First test : Obstacle avoidance
- The cart takes a slight right turn at start to get on the waypoint path and once it reaches the garbage can obstacle it does a real time path reroute around it.
- The garbage can was about two feet into the path of the cart.
'Making Of' Photos
(The welder is Andrew Huth, a math major at MSU and the guy on the lathe is Dr. Bob Dorner, retired physics professor from MSU)
Point Cloud Visualization
These images are from the initial programming of the oscillator system. The first image is a color representation of a polar view from a single Lidar oscillation over about 30 seconds to allow all pixels to fill in. The second image is a Cartesian transformation of the polar view. The golf cart uses a "birds-eye" Cartesian view of the Lidar data and looks at the rate of change in surface height (i.e. the gradient).
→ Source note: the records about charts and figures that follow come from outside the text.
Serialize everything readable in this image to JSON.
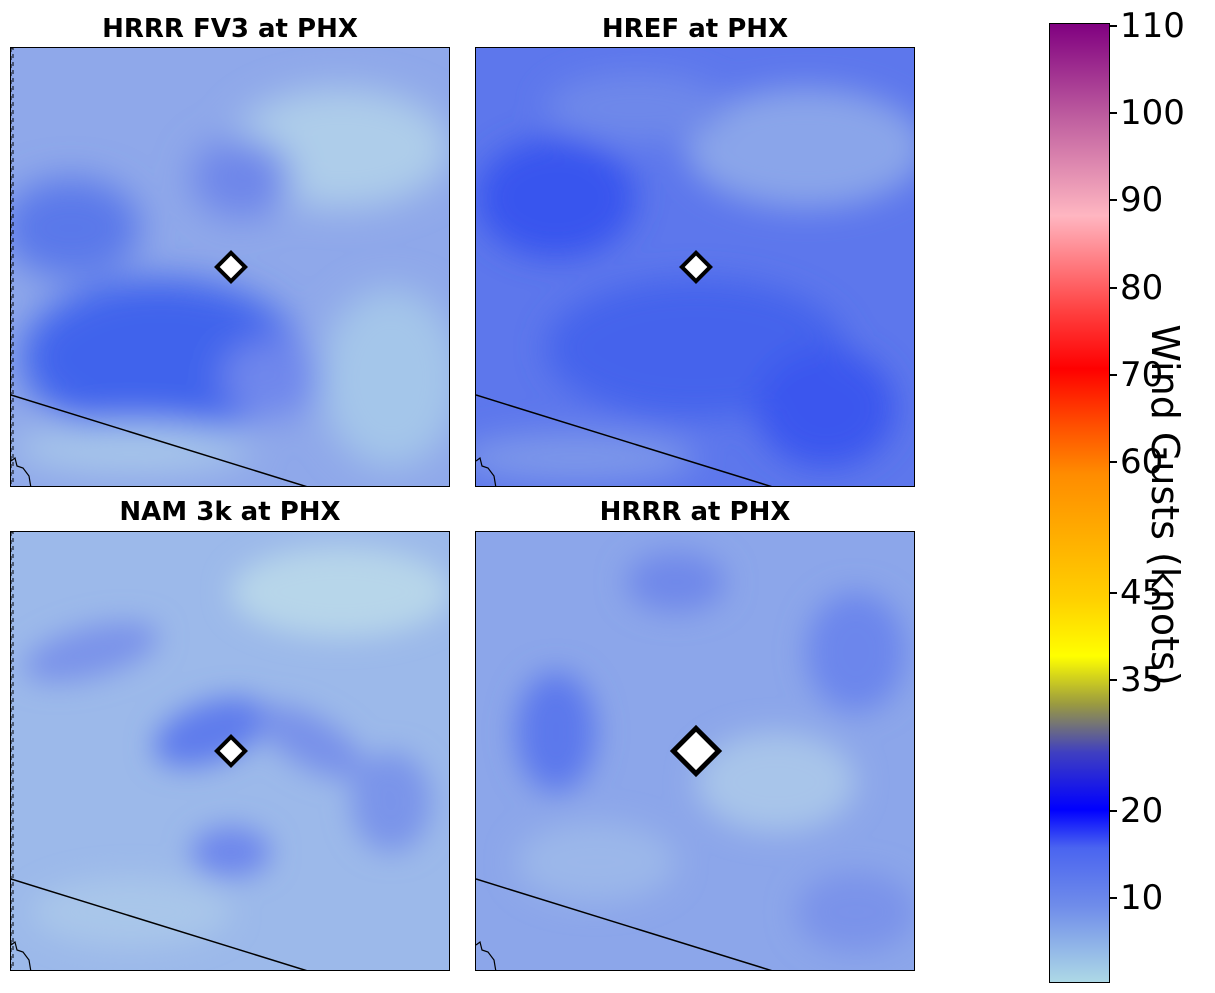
{
  "panels": [
    {
      "title": "HRRR FV3 at PHX"
    },
    {
      "title": "HREF at PHX"
    },
    {
      "title": "NAM 3k at PHX"
    },
    {
      "title": "HRRR at PHX"
    }
  ],
  "colorbar": {
    "label": "Wind Gusts (knots)",
    "ticks": [
      "10",
      "20",
      "35",
      "45",
      "60",
      "70",
      "80",
      "90",
      "100",
      "110"
    ],
    "colors": {
      "low": "#add8e6",
      "mid_blue": "#0000ff",
      "olive": "#9a9a40",
      "yellow": "#ffff00",
      "gold": "#ffd000",
      "orange": "#ff8c00",
      "red": "#ff0000",
      "pink": "#ffb6c1",
      "purple": "#800080"
    }
  },
  "marker": {
    "name": "station-marker-icon",
    "fill": "#ffffff",
    "stroke": "#000000"
  }
}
Large variations in surface height create large gradient values. The gradient map is loaded onto the GPS map. If a large gradient value is seen in the same location several times, the mapping system marks this location as occupying an obstacle. More specifically, the more an obstacle appears in a particular location, the higher the probability that there is actually an obstacle there. This helps remove anomaly obstacles from the map. The path planning system is then given a copy of this map and does a geometric 'run through' of the desired path on the obstacles map. If there is an obstacle in the current path, the path is shifted to avoid the obstacle.